TOTAL READ TIME: 2 Minutes

© Kathy J. Sotak

When boarding my last flight, as I was hoisting my suitcase above me, a tall muscular man said, “May I help you with that?”

Predictably, I said “No thank you, I got it.”

I really could have used the help. While I was saying no, my 45-pound bag was balancing across my left hand, bobbling through the air with gravity attempting to win. I caught glances of fearful eyeballs from those already seated around us. After it was carefully stowed, I breathed a sigh of relief and turned my attention towards my newly-uncovered issue: “Why on Earth did I say NO?”

I couldn’t let it go. I should have said yes. This No was a program – a software code implanted years ago with years of training and practice:  Don’t ask for help. Show your strength. Be independent. Asking for help is a sign of weakness. It’s all a false program, subconsciously weakening the web that creates community.

Think about the last time you helped someone. It felt great, didn’t it?
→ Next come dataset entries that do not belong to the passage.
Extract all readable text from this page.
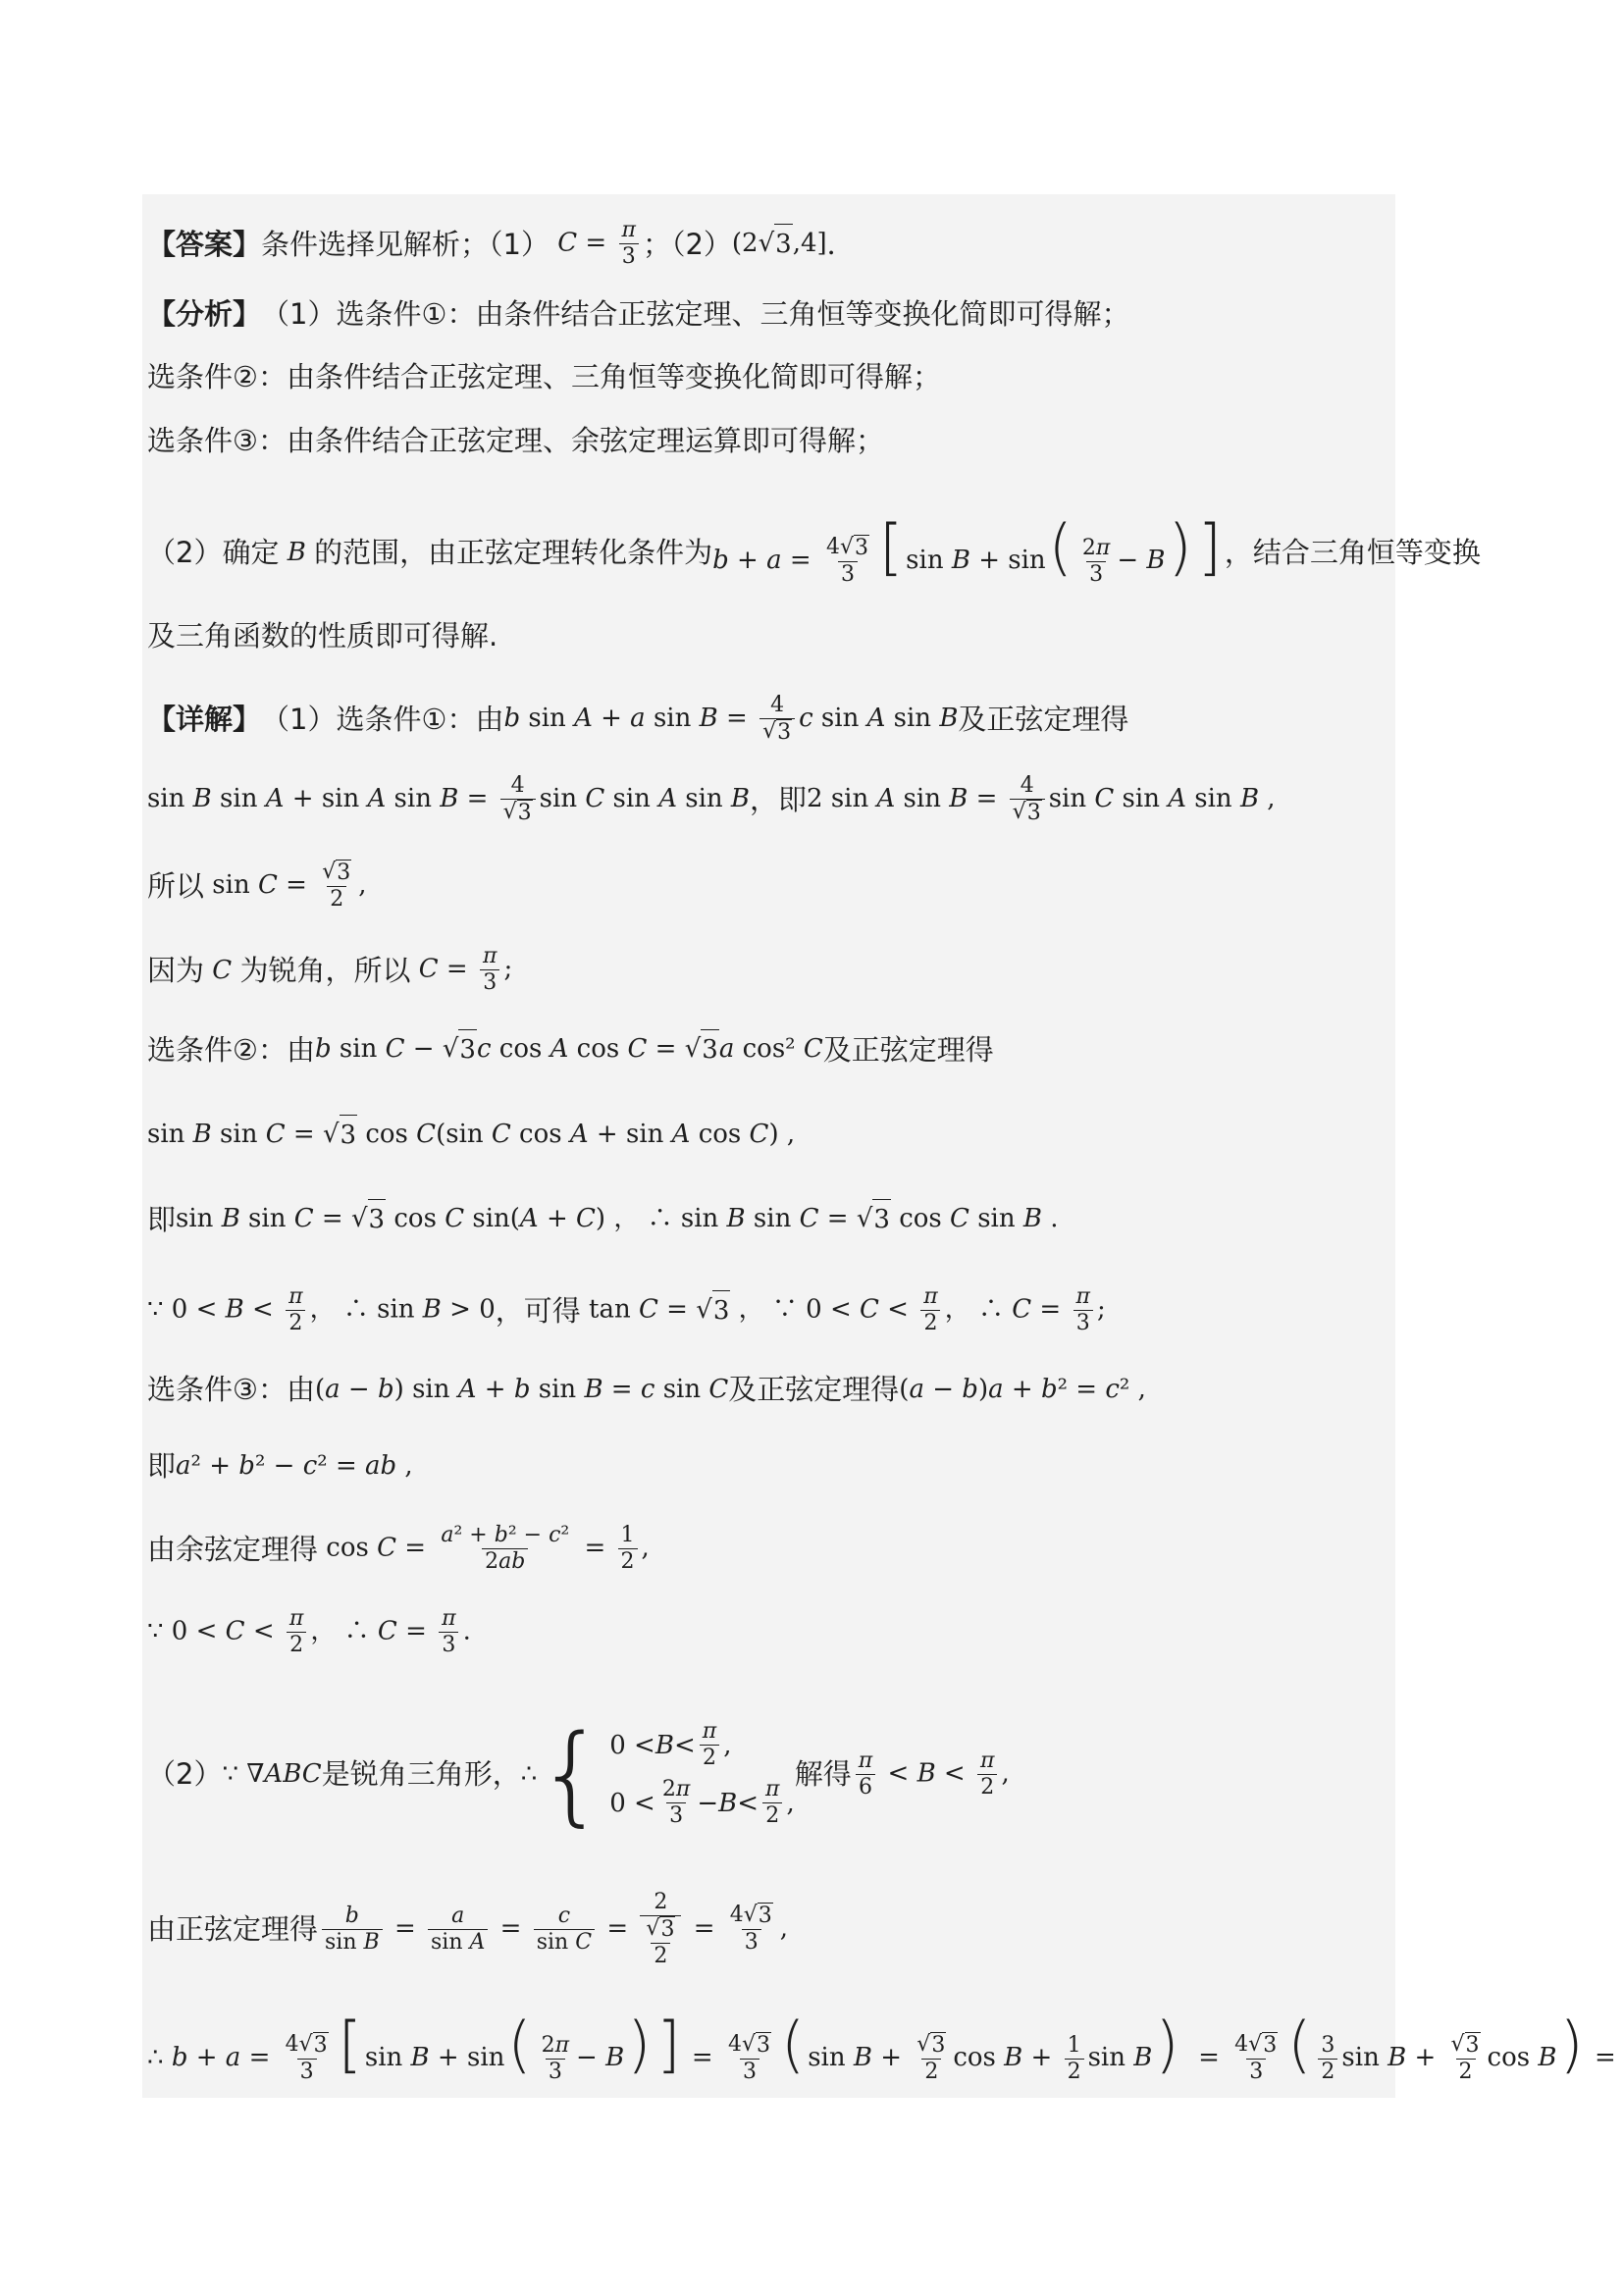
【答案】 条件选择见解析；（1） $C = \frac{\pi}{3}$ ；（2） (2 √ 3 ,4] ．
【分析】 （1）选条件①：由条件结合正弦定理、三角恒等变换化简即可得解；
选条件②：由条件结合正弦定理、三角恒等变换化简即可得解；
选条件③：由条件结合正弦定理、余弦定理运算即可得解；
（2）确定 B 的范围，由正弦定理转化条件为 $b + a = \frac{4 √ 3}{3}$ [ $\sin B + \sin( \frac{2\pi}{3} - B)$] ，结合三角恒等变换
及三角函数的性质即可得解.
【详解】 （1）选条件①：由 b sin A + a $\sin B = \frac{4}{√ 3}$ c sin A sin B 及正弦定理得
sin B sin A + sin A $\sin B = \frac{4}{√ 3}$ sin C sin A sin B ，即 2 sin A $\sin B = \frac{4}{√ 3}$ sin C sin A sin B ,
所以 $\sin C = \frac{√ 3}{2}$ ,
因为 C 为锐角，所以 $C = \frac{\pi}{3}$ ;
选条件②：由 b sin C − √ 3 c cos A cos C = √ 3 a cos² C 及正弦定理得
sin B sin C = √ 3 cos C(sin C cos A + sin A cos C) ,
即 sin B sin C = √ 3 cos C sin(A + C) ， ∴ sin B sin C = √ 3 cos C sin B .
∵ $0 < B < \frac{\pi}{2}$ ， ∴ sin B > 0 ，可得 tan C = √ 3 ， ∵ $0 < C < \frac{\pi}{2}$ ， ∴ $C = \frac{\pi}{3}$ ;
选条件③：由 (a − b) sin A + b sin B = c sin C 及正弦定理得 (a − b)a + b² = c² ,
即 a² + b² − c² = ab ,
由余弦定理得 $\cos C = \frac{\text{a² + b² − c²}}{2ab} = \frac{1}{2}$ ,
∵ $0 < C < \frac{\pi}{2}$ ， ∴ $C = \frac{\pi}{3}$ .
（2） ∵ ∇ABC 是锐角三角形， ∴ { $0 < B < \frac{\pi}{2}$ ,
$0 < \frac{2\pi}{3} - B < \frac{\pi}{2}$ ,
解得 $\frac{\pi}{6} < B < \frac{\pi}{2}$ ,
由正弦定理得 $\frac{b}{\text{sin B}} = \frac{a}{\text{sin A}} = \frac{c}{\text{sin C}} = \frac{2}{\frac{√ 3}{2}} = \frac{4 √ 3}{3}$ ,
∴ $b + a = \frac{4 √ 3}{3}$ [ $\sin B + \sin( \frac{2\pi}{3} - B)] = \frac{4 √ 3}{3}$ ( $\sin B + \frac{√ 3}{2}$ $\cos B + \frac{1}{2}$ $\sin B) = \frac{4 √ 3}{3}$ ( $\frac{3}{2}$ $\sin B + \frac{√ 3}{2}$ cos B) =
That’s the thing: helping feels great for both the giver and the receiver.

We have to remember that giving is only half the equation. If you are a chronic giver but say no when it’s your turn to receive, it won’t work. You will burn out. The only way to recharge our batteries is by saying yes when help comes.  

The next time someone offers me help, I am going to say yes. Then, the next time someone offers to help me, I’ll say yes again. Then yes again. This is how we can override our chronic habit of saying no when help comes.

Will you try this with me? The next time someone offers you help, please say yes. Yes, it will be uncomfortable. Just know that by receiving, you are balancing out your own giving equation. And don’t forget – the person lending their helping hand truly wants to help, just like you always do.